As regards the Commission’s finding regarding the elimination of Icera from the market, the Court points out that, contrary to Qualcomm’s allegations, the Commission is not required, when examining whether an undertaking in a dominant position charged predatory prices, to examine whether the share of the market covered by the contested practice is of sufficient magnitude for that practice to have anticompetitive effects.

As regards the arguments that the ‘as-efficient competitor’ test was not applied on the relevant market, the Court observes that, in essence, in the context of an investigation into potential predatory prices, the analysis by which the Commission compares, as in the present case, the prices charged by an undertaking in a dominant position with some of its costs for the purposes of assessing whether that undertaking priced below average total costs (ATC) but above average variable costs (AVC) already includes an ‘as efficient’ competitor analysis.

As regards the finding in the contested decision regarding Qualcomm’s intention to eliminate Icera from the market in question, the Court states that the Commission substantiated that finding by providing both direct and indirect evidence.

Finally, as regards the calculation of the amount of the fine, the Court finds that, in the contested decision, the Commission departed, without justification, from the methodology laid down in its 2006 guidelines.

Therefore, in the exercise of its unlimited jurisdiction, the Court sets the amount of the fine imposed on Qualcomm at € 238,732,659.

NOTE: An action for annulment seeks the annulment of acts of the institutions of the European Union that are contrary to European Union law.

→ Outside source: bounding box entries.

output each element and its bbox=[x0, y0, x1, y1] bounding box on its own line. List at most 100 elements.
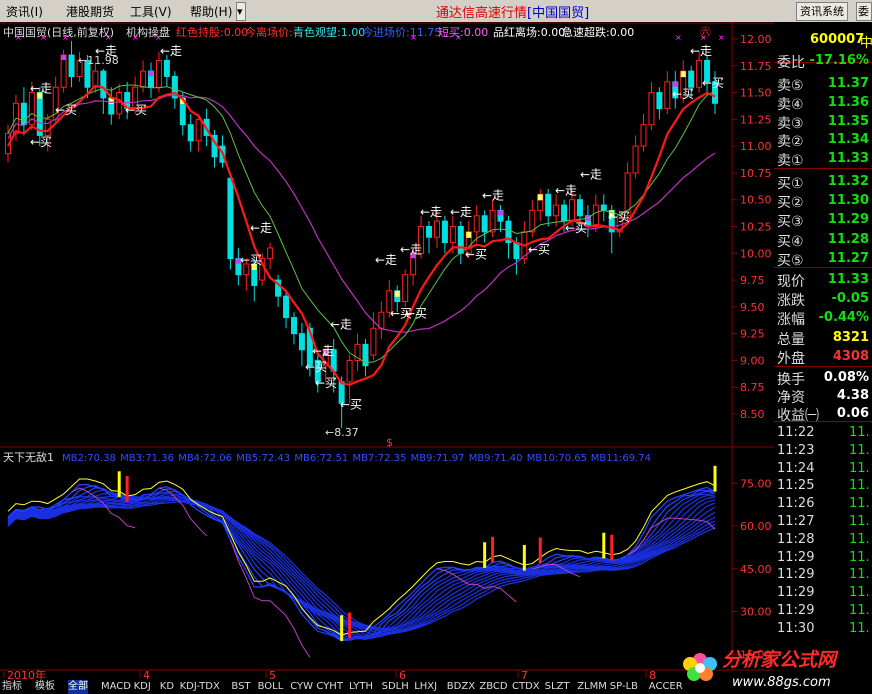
bid-row-value: 11.32 bbox=[827, 174, 869, 189]
candle-body bbox=[640, 124, 647, 147]
candle-body bbox=[346, 359, 353, 383]
indicator-value: 今离场价:- bbox=[245, 25, 297, 39]
candle-highlight bbox=[148, 71, 154, 77]
menu-item-hk-futures[interactable]: 港股期货 bbox=[66, 3, 114, 20]
candle-body bbox=[44, 118, 51, 136]
oscillator-bar bbox=[340, 615, 344, 641]
tab-macd[interactable]: MACD bbox=[101, 680, 131, 694]
tab-sp-lb[interactable]: SP-LB bbox=[610, 680, 638, 694]
oscillator-tick-label: 75.00 bbox=[740, 477, 772, 490]
tick-time: 11:23 bbox=[777, 442, 815, 458]
candle-body bbox=[433, 220, 440, 238]
menu-item-info[interactable]: 资讯(I) bbox=[6, 3, 43, 20]
bid-row: 买③ 11.29 bbox=[774, 210, 872, 230]
tab-bdzx[interactable]: BDZX bbox=[447, 680, 475, 694]
tick-time: 11:29 bbox=[777, 567, 815, 583]
tab-zbcd[interactable]: ZBCD bbox=[479, 680, 507, 694]
tab-sdlh[interactable]: SDLH bbox=[382, 680, 409, 694]
signal-label: ←走 bbox=[420, 205, 442, 219]
signal-label: ←走 bbox=[312, 344, 334, 358]
candle-highlight bbox=[537, 194, 543, 201]
candle-body bbox=[664, 81, 671, 110]
order-button[interactable]: 委 bbox=[856, 2, 872, 21]
tab-kd[interactable]: KD bbox=[160, 680, 174, 694]
candle-body bbox=[283, 295, 290, 319]
weibi-row: 委比 -17.16% bbox=[774, 51, 872, 71]
signal-star-icon: × bbox=[700, 33, 707, 42]
stat2-row: 换手 0.08% bbox=[774, 368, 872, 388]
info-system-button[interactable]: 资讯系统 bbox=[796, 2, 848, 21]
tab-boll[interactable]: BOLL bbox=[258, 680, 284, 694]
signal-star-icon: × bbox=[105, 33, 112, 42]
signal-label: ←买 bbox=[55, 103, 77, 117]
chart-area[interactable]: 中国国贸(日线,前复权) 机构操盘 红色持股:0.00今离场价:-青色观望:1.… bbox=[0, 22, 774, 694]
tab-zlmm[interactable]: ZLMM bbox=[577, 680, 607, 694]
oscillator-tick-label: 45.00 bbox=[740, 563, 772, 576]
menu-item-help[interactable]: 帮助(H) bbox=[190, 3, 232, 20]
signal-label: ←走 bbox=[400, 242, 422, 256]
oscillator-bar bbox=[348, 612, 352, 639]
tick-row: 11:24 11. bbox=[774, 460, 872, 478]
candle bbox=[402, 269, 409, 307]
stat2-row: 收益㈠ 0.06 bbox=[774, 404, 872, 424]
tab-lyth[interactable]: LYTH bbox=[349, 680, 373, 694]
price-tick-label: 9.00 bbox=[740, 354, 765, 367]
tab-lhxj[interactable]: LHXJ bbox=[414, 680, 437, 694]
signal-label: ←走 bbox=[160, 44, 182, 58]
ask-row-value: 11.33 bbox=[827, 151, 869, 167]
tab-指标[interactable]: 指标 bbox=[2, 680, 22, 694]
tab-bst[interactable]: BST bbox=[231, 680, 250, 694]
signal-label: ←走 bbox=[482, 189, 504, 203]
tab-ctdx[interactable]: CTDX bbox=[512, 680, 540, 694]
tick-time: 11:24 bbox=[777, 460, 815, 476]
candle-body bbox=[648, 92, 655, 126]
tab-kdj[interactable]: KDJ bbox=[134, 680, 151, 694]
oscillator-bar bbox=[522, 544, 526, 571]
stat-row-value: 8321 bbox=[832, 329, 869, 345]
lower-indicator-name: 天下无敌1 bbox=[3, 450, 54, 464]
tab-slzt[interactable]: SLZT bbox=[545, 680, 570, 694]
tab-kdj-tdx[interactable]: KDJ-TDX bbox=[180, 680, 220, 694]
tick-price: 11. bbox=[849, 496, 870, 512]
stock-name: 中 bbox=[860, 36, 872, 51]
menu-item-tools[interactable]: 工具(V) bbox=[130, 3, 172, 20]
signal-label: ←走 bbox=[30, 82, 52, 96]
stat-row-label: 涨幅 bbox=[777, 312, 805, 329]
price-tick-label: 8.50 bbox=[740, 408, 765, 421]
tick-row: 11:23 11. bbox=[774, 442, 872, 460]
oscillator-tick-label: 60.00 bbox=[740, 520, 772, 533]
candle-highlight bbox=[61, 55, 67, 61]
indicator-value: 急速超跌:0.00 bbox=[562, 25, 634, 39]
tick-price: 11. bbox=[849, 425, 870, 440]
tab-cyht[interactable]: CYHT bbox=[316, 680, 343, 694]
price-tick-label: 11.50 bbox=[740, 87, 772, 100]
signal-label: ←买 bbox=[305, 360, 327, 374]
tick-time: 11:29 bbox=[777, 585, 815, 601]
candle-body bbox=[688, 70, 695, 88]
ask-row-label: 卖① bbox=[777, 153, 804, 170]
ask-row-value: 11.36 bbox=[827, 94, 869, 110]
candle-body bbox=[545, 193, 552, 217]
price-tick-label: 9.50 bbox=[740, 301, 765, 314]
stat2-row-label: 收益㈠ bbox=[777, 408, 819, 424]
indicator-values: 红色持股:0.00今离场价:-青色观望:1.00今进场价:11.75短买:0.0… bbox=[176, 25, 711, 39]
tick-time: 11:30 bbox=[777, 620, 815, 636]
tab-模板[interactable]: 模板 bbox=[35, 680, 55, 694]
candle-body bbox=[195, 118, 202, 142]
candle-body bbox=[187, 124, 194, 142]
dollar-marker: $ bbox=[386, 436, 393, 449]
candle-body bbox=[592, 204, 599, 227]
candle-body bbox=[600, 204, 607, 211]
candle-highlight bbox=[680, 71, 686, 78]
price-tick-label: 10.25 bbox=[740, 221, 772, 234]
menu-dropdown-icon[interactable]: ▾ bbox=[236, 2, 246, 21]
stat-row: 现价 11.33 bbox=[774, 270, 872, 290]
signal-star-icon: × bbox=[718, 33, 725, 42]
candle-body bbox=[449, 226, 456, 244]
tab-全部[interactable]: 全部 bbox=[68, 680, 88, 694]
candle-body bbox=[696, 59, 703, 88]
tab-cyw[interactable]: CYW bbox=[290, 680, 313, 694]
bid-row-label: 买④ bbox=[777, 233, 804, 250]
candle-body bbox=[561, 204, 568, 222]
bid-row-label: 买① bbox=[777, 176, 804, 192]
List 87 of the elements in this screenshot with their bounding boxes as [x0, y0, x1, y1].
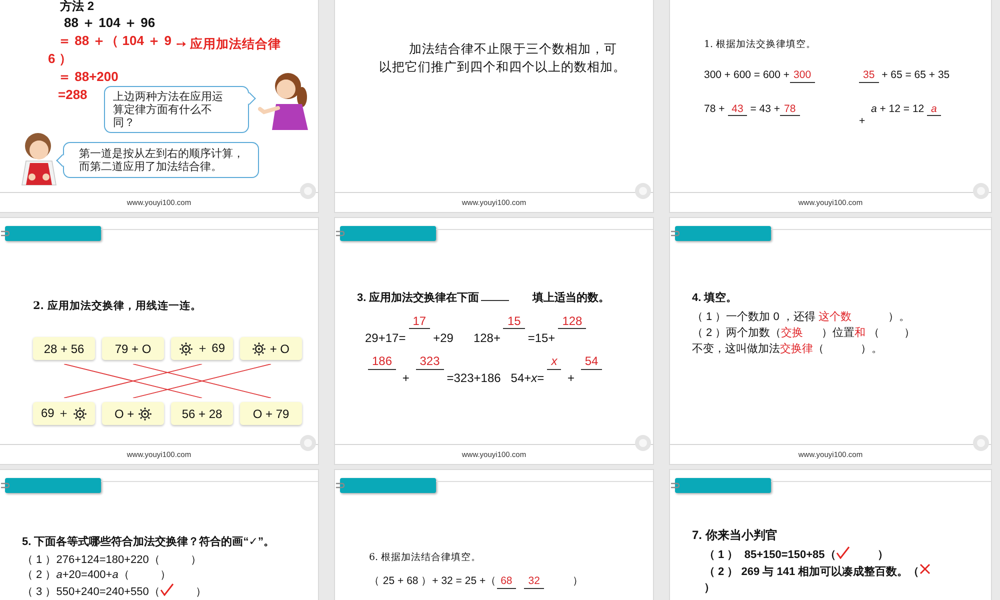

The Member States, the European institutions and individuals may, under certain conditions, bring an action for annulment before the Court of Justice or the General Court. If the action is well founded, the act is annulled. The institution concerned must fill any legal vacuum created by the annulment of the act.

NOTE: An appeal, limited to points of law only, may be brought before the Court of Justice against the decision of the General Court within two months and ten days of notification of the decision.

Unofficial document for media use, not binding on the General Court. The full text, and as the case may be the abstract of the judgment is published on the CURIA website on the day of delivery.

1 On 13 June 2017, Qualcomm lodged an action for annulment before the General Court against the Commission’s decision of 31 March 2017 concerning a request for information. It also lodged an application under Articles 278 and 279 TFEU seeking, primarily, the suspension of that.